I am not into posing but would possibly make an exception only for a 360M or an AMG SL55 (although that has best of both worlds

I would not covet a 996 cab over a coupe. Â My wife has an Alpha Spider V6 and whilst it is OK to drive, I always feel slightly embarassed in town driving with the roof down.

So no, as you quite rightly say, the BMW coupe is definately not in the same league as the Cab - it is a league above for pure driver/car/chassis enjoyment. 

PS there is nothing inherently 'wrong' with any of the cabs- they are fine cars - the coupes just drive better in most cases.


----------



## Guest

OK garyc,

I agree that fixedhead is usually the drivers choice - but there is something so different about the driving at speed with the roof down. Maybe its because you feel so much more in touch with your surroundings. Maybe its the wind in your hair (or on your scalp). It seems to actually double the actual speed that your driving.

I however think to truely get the involvement you need to be top-down. Cast your mind back to the days of the great Fangio or even our home grone Mr Moss. They drove open-top cars. These cars enabled the viewer to see how they struggled to keep control and it also made the experience more exciting for the driver (in there words).

The V6 Spider has got a fine engine, but from what I've heard has major scuttle shake. I don't know if you've driven the TTR, if not the driving experience is completely different although it is not shake free.

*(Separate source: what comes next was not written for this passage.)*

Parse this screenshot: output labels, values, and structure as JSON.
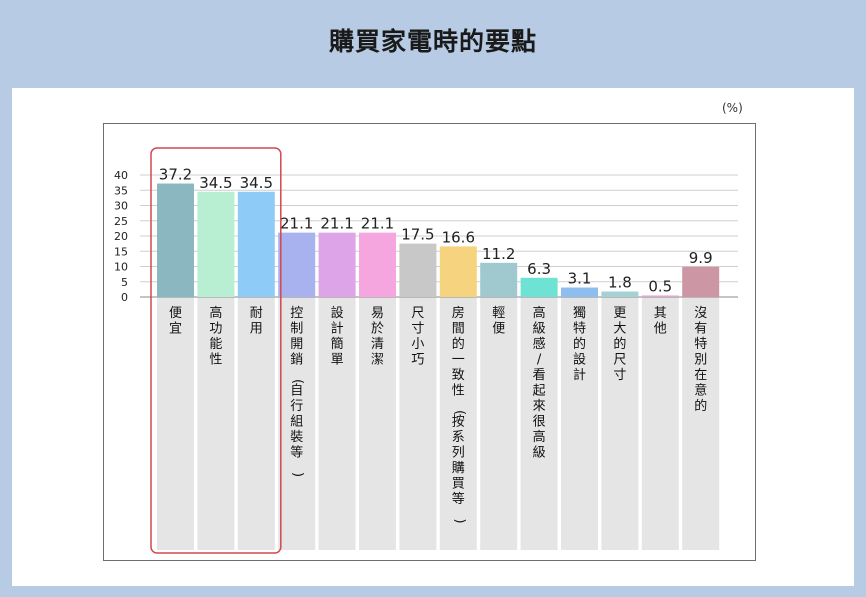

I rest my case - but I also respect your opinion.


----------



## garyc

> The V6 Spider has got a fine engine, but from what I've heard has major scuttle shake. I don't know if you've driven the TTR, if not the driving experience is completely different although it is not shake free.
> 
> I rest my case - but I also respect your opinion.


'tis true the Spider does have more rattles than Mothercare ;D 

although they are mainly drowned out by the great V6 engine noise. With 220hp and being nearly 200Kg lighter than the TTr, it's no slouch in a straight line.

I have driven a few TTrs and agree it is amongst the best of the current rag tops for rigidity.


----------